There were a lot of unintended consequences going into the pandemic. Coming out of the pandemic, I think there are going to be even more. I think we have been forged and shaped in entirely new ways. We can’t even imagine some of the long-term consequences. In particular, think about impressionable children, one to three years old right now who are supposed to be socialized. They’re supposed to be playing with other children. They’re supposed to be picked up and played with by other adults. They’re supposed to be fond over by grandparents who they haven’t been able to see in the pandemic.

How’s that going play out over time? I think it takes about 30 days for a behavior to become a habit. Many of us have been living in a wacky new way far longer than 30 days. I think it’s going to be fascinating to see how things occur at the end of this pandemic. I think truly we are entering the era of unintended consequences for businesses.

As a final question before we shift to the questions that I ask all of our guests, I’d love to just get a sense if you found out that you were working with a brand new leader at a company that you were consulting and you could snap your fingers and give them a trait, is there a trait that comes top of mind that you think would make that leader very successful in the world you’re describing?

It’s got to be someone who is humble right now. I think this is a very important trait because everything we thought about our customers has to be reimagined. We have to be patient. We have to listen. We have to re-learn. There are going to be shifts that are going to create enormous new business opportunities. There are going to be shifts that will close down some business opportunities in how we learn, how we work, how we relate to each other, how we entertain ourselves. Now really is a time to be humble and it’s the time for humble leadership.

That is a wonderful spot to shift to our final two questions. The first one is this. If you could describe your leadership style in just one word, what would that word be?

Without irony, it would be humble!

Because I am humble. I’m very, very, respectful of everybody that I work with. I never tell people what to do.

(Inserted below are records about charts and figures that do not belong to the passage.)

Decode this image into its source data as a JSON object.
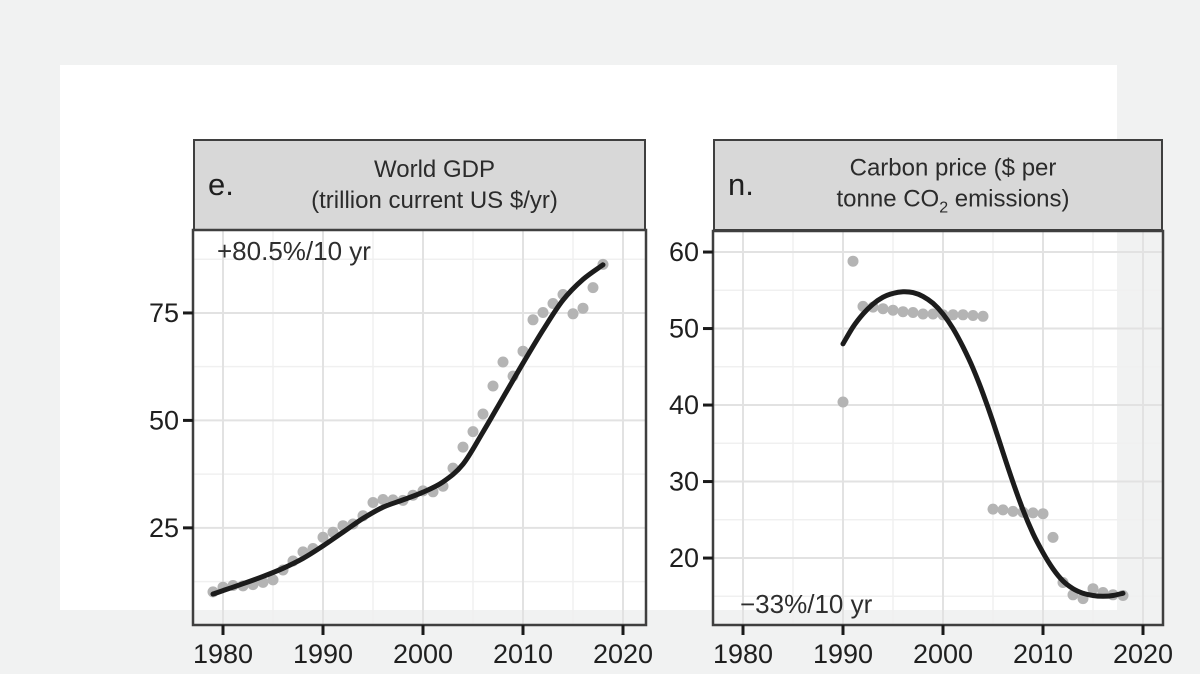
{
  "page": {
    "background_color": "#f1f2f2",
    "figure_background_color": "#ffffff",
    "header_fill_color": "#d8d8d8",
    "panel_border_color": "#3f3f3f",
    "grid_major_color": "#e2e2e2",
    "grid_minor_color": "#f0f0f0",
    "tick_color": "#1a1a1a",
    "text_color": "#2b2b2b"
  },
  "chart_data": [
    {
      "id": "e",
      "type": "scatter",
      "panel_letter": "e.",
      "title_lines": [
        "World GDP",
        "(trillion current US $/yr)"
      ],
      "annotation": "+80.5%/10 yr",
      "annotation_corner": "top-left",
      "xlabel": "",
      "ylabel": "",
      "xlim": [
        1977,
        2022.3
      ],
      "ylim": [
        2.4,
        94.3
      ],
      "xticks": [
        1980,
        1990,
        2000,
        2010,
        2020
      ],
      "xticks_minor": [
        1985,
        1995,
        2005,
        2015
      ],
      "yticks": [
        25,
        50,
        75
      ],
      "yticks_minor": [
        12.5,
        37.5,
        62.5,
        87.5
      ],
      "grid": true,
      "legend": "none",
      "point_color": "#b4b4b4",
      "line_color": "#1c1c1c",
      "x": [
        1979,
        1980,
        1981,
        1982,
        1983,
        1984,
        1985,
        1986,
        1987,
        1988,
        1989,
        1990,
        1991,
        1992,
        1993,
        1994,
        1995,
        1996,
        1997,
        1998,
        1999,
        2000,
        2001,
        2002,
        2003,
        2004,
        2005,
        2006,
        2007,
        2008,
        2009,
        2010,
        2011,
        2012,
        2013,
        2014,
        2015,
        2016,
        2017,
        2018
      ],
      "y": [
        10.1,
        11.2,
        11.6,
        11.5,
        11.8,
        12.3,
        12.9,
        15.2,
        17.3,
        19.4,
        20.2,
        22.8,
        24.0,
        25.5,
        25.9,
        27.8,
        30.9,
        31.6,
        31.5,
        31.4,
        32.6,
        33.6,
        33.4,
        34.7,
        38.9,
        43.8,
        47.4,
        51.5,
        58.0,
        63.6,
        60.3,
        66.1,
        73.4,
        75.1,
        77.2,
        79.3,
        74.8,
        76.1,
        80.9,
        86.3
      ],
      "trend": {
        "x": [
          1979,
          1980,
          1982,
          1984,
          1986,
          1988,
          1990,
          1992,
          1994,
          1996,
          1998,
          2000,
          2002,
          2004,
          2006,
          2008,
          2010,
          2012,
          2014,
          2016,
          2018
        ],
        "y": [
          9.6,
          10.4,
          12.0,
          13.7,
          15.6,
          17.9,
          20.8,
          24.0,
          27.2,
          29.8,
          31.5,
          33.3,
          35.7,
          39.8,
          47.3,
          55.3,
          63.3,
          71.0,
          78.0,
          82.8,
          86.2
        ]
      }
    },
    {
      "id": "n",
      "type": "scatter",
      "panel_letter": "n.",
      "title_line1": "Carbon price ($ per",
      "title_line2": {
        "pre": "tonne CO",
        "sub": "2",
        "post": " emissions)"
      },
      "annotation": "−33%/10 yr",
      "annotation_corner": "bottom-left",
      "xlabel": "",
      "ylabel": "",
      "xlim": [
        1977,
        2022
      ],
      "ylim": [
        11.25,
        62.75
      ],
      "xticks": [
        1980,
        1990,
        2000,
        2010,
        2020
      ],
      "xticks_minor": [
        1985,
        1995,
        2005,
        2015
      ],
      "yticks": [
        20,
        30,
        40,
        50,
        60
      ],
      "yticks_minor": [
        15,
        25,
        35,
        45,
        55
      ],
      "grid": true,
      "legend": "none",
      "point_color": "#b4b4b4",
      "line_color": "#1c1c1c",
      "x": [
        1990,
        1991,
        1992,
        1993,
        1994,
        1995,
        1996,
        1997,
        1998,
        1999,
        2000,
        2001,
        2002,
        2003,
        2004,
        2005,
        2006,
        2007,
        2008,
        2009,
        2010,
        2011,
        2012,
        2013,
        2014,
        2015,
        2016,
        2017,
        2018
      ],
      "y": [
        40.4,
        58.8,
        52.9,
        52.8,
        52.6,
        52.4,
        52.2,
        52.1,
        51.9,
        51.9,
        51.8,
        51.8,
        51.8,
        51.7,
        51.6,
        26.4,
        26.3,
        26.1,
        26.0,
        25.9,
        25.8,
        22.7,
        16.8,
        15.2,
        14.7,
        16.0,
        15.5,
        15.2,
        15.1
      ],
      "trend": {
        "x": [
          1990,
          1991,
          1992,
          1993,
          1994,
          1995,
          1996,
          1997,
          1998,
          1999,
          2000,
          2001,
          2002,
          2003,
          2004,
          2005,
          2006,
          2007,
          2008,
          2009,
          2010,
          2011,
          2012,
          2013,
          2014,
          2015,
          2016,
          2017,
          2018
        ],
        "y": [
          48.0,
          50.2,
          51.9,
          53.2,
          54.1,
          54.6,
          54.8,
          54.7,
          54.2,
          53.3,
          51.9,
          50.0,
          47.6,
          44.8,
          41.5,
          37.8,
          33.8,
          29.9,
          26.3,
          23.2,
          20.7,
          18.6,
          17.0,
          16.0,
          15.4,
          15.1,
          15.0,
          15.1,
          15.4
        ]
      }
    }
  ]
}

When I went to graduate school, I studied under Peter Drucker and he taught by the case study method. He would get so frustrated when people would actually try to solve the problems. He said, “What makes you think as a leader that you’re so arrogant that you can go in and tell people what to do? These people have been working on this problem for years.” I approach things very, very humbly and respect the intelligence and the expertise of the people that I work with always.

The final question is this, what is the best piece of advice that you have ever received?

That also came from Professor Drucker. I studied under him for three years when I was in graduate school at the Claremont Graduate University.

He said, “Being a great leader doesn’t mean having all the right answers, it means asking the right questions.” I totally believe that’s true.

In my consulting, almost every time the people that I work with, they have the answers. They probably know the answers, but they’re missing the right questions to bring those answers out into the light. That’s definitely a philosophy that I’ve used in my career.

This interview has been edited for clarity.